Instructor: Megan Stielstra


Cost: $60

Open to: All writers

“Once the work is done, it’s not yours anymore,” wrote Frank Chimero. “If the thing you make goes anywhere, it’s because other people carried it.” The choice of if, when, and how to share our work with others is a deeply personal decision, both terrifying and exhilarating. How do you get there? And once you're there, what do you… do?

This two-hour masterclass reframes publication as a vital and informative part of the writing practice, as opposed to rejection/acceptance roulette. How can our unique publication goals influence the rewriting process? How does the consideration of a wider audience take our work to the next level and when should we leave those (scary and often very loud) outside voices at the door? And how can we demystify the nuts-and-bolts of submitting—finding the right literary journals or publishing houses, writing a solid cover letter, connecting with editors—and get back to what we’re all here to do: carry each other’s stories.

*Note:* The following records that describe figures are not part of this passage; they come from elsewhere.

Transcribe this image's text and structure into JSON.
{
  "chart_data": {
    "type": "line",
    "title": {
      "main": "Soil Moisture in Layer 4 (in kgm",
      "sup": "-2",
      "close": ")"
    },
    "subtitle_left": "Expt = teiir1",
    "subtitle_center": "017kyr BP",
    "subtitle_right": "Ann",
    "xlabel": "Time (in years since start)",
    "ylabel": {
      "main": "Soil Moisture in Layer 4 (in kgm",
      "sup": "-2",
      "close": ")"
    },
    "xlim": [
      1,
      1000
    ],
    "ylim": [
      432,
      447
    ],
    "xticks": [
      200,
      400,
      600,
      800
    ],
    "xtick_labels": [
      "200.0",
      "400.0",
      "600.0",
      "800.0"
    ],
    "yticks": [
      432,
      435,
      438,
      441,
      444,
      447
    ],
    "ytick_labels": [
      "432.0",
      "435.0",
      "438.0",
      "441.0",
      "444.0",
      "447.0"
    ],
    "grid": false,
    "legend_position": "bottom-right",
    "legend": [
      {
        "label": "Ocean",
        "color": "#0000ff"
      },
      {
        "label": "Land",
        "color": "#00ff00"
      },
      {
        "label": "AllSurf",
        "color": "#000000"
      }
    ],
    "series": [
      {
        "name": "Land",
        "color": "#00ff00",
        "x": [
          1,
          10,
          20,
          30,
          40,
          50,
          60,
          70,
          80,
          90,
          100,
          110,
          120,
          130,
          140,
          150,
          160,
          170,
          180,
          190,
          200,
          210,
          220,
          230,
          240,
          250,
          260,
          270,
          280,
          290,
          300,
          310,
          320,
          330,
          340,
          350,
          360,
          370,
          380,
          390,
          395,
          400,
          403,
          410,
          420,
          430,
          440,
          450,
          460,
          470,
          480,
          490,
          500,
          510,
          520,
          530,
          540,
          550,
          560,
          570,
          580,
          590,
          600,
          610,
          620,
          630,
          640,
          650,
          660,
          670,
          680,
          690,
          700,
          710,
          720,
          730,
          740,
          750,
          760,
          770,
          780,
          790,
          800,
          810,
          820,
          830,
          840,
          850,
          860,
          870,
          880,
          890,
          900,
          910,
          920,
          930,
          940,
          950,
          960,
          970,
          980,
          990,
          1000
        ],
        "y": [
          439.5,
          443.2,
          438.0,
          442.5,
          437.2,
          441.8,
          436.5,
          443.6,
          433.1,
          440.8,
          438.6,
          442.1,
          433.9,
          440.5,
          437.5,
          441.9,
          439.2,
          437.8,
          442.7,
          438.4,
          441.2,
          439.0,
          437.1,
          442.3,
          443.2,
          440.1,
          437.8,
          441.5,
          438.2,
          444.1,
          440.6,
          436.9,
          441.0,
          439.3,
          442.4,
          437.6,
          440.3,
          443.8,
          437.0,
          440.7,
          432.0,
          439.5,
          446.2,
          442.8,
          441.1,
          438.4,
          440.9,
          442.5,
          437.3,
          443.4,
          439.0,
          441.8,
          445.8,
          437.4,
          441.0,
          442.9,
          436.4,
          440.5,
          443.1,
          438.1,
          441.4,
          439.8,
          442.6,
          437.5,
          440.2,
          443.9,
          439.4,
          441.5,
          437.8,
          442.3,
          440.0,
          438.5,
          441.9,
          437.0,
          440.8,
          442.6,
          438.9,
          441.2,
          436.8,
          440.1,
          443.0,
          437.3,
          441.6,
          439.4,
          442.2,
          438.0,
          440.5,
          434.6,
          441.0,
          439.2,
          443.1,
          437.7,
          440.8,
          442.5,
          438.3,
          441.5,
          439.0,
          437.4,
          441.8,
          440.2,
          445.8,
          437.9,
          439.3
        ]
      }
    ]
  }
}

Megan Stielstra is the author of three collections: Everyone Remain Calm, Once I Was Cool, and The Wrong Way to Save Your Life, the Nonfiction Book of the Year from the Chicago Review of Books. Her work appears in the Best American Essays, New York Times, The Believer, Poets & Writers, Tin House, Longreads, Guernica, LitHub, The Rumpus, and elsewhere. A longtime company member with 2nd Story, she has told stories for National Public Radio, the Museum of Contemporary Art, Steppenwolf Theatre, and regularly with the Paper Machete live news magazine at the Green Mill. She teaches creative nonfiction at Northwestern University and is an editor at Northwestern University Press.